Big scale is what allowed this market to explode, says Kevin Wray, vice president of NimbleCommerce, which provides services to help businesses tap into the group-buying trend. But small scale is what's coming next, he adds.
Groupon itself has already spun off a smart-phone app that delivers hyper-local coupons on the go.
But by and large, the growth of the industry has relied on big volumes and huge discounts.
"This is the fastest growing business sector I've ever seen online," says John Buchanan, co-founder of Signpost, a self-serve site for companies to offer discounts.
Back in 2009, when he was a freshly minted business-school grad, he notes there were a handful of daily-deal firms. "Now, there are over 500 and counting," he says.
The No. 1 daily-deal site, Groupon, "has gone from zero to several billion dollars in value in the blink of an eye," writes Jeff Weidauer, vice president of marketing and strategy for Vestcom, a provider of integrated shopper marketing solutions to retailers and brands, in a recent blog. Groupon has announced plans to issue an IPO in the near future.

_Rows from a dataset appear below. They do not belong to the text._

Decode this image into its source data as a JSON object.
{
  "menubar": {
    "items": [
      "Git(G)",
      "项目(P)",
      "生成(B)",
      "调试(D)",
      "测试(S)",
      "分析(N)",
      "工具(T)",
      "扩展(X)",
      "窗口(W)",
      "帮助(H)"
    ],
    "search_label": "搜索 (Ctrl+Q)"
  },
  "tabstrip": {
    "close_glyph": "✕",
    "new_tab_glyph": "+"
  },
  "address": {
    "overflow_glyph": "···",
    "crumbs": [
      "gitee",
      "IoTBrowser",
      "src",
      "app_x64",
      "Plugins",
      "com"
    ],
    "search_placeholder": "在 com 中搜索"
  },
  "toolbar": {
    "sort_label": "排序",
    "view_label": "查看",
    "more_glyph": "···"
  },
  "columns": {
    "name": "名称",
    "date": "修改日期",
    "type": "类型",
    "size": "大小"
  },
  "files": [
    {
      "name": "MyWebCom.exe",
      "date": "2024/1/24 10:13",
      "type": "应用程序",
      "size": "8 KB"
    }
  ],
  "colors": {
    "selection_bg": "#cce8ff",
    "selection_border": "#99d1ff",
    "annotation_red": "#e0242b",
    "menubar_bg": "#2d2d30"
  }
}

Meanwhile, LivingSocial, one of the next largest, is in 552 daily markets worldwide, according to spokesman Brendan Lewis.
A prime gripe from many merchants is that daily-deal "groupies," grazing for that day's most outrageous deal, don't develop any brand loyalty. From the businesses' perspective, one of the main goals of offering the deals is to drive repeat business, says Terrence Rice, a Milwaukee accountant whose wife used Groupon twice for her business as an aesthetician.
She sold 900 deals, of which some 450 were actually cashed in, but fewer than 20 customers ever came back, in spite of additional discounts offered to the coupon users.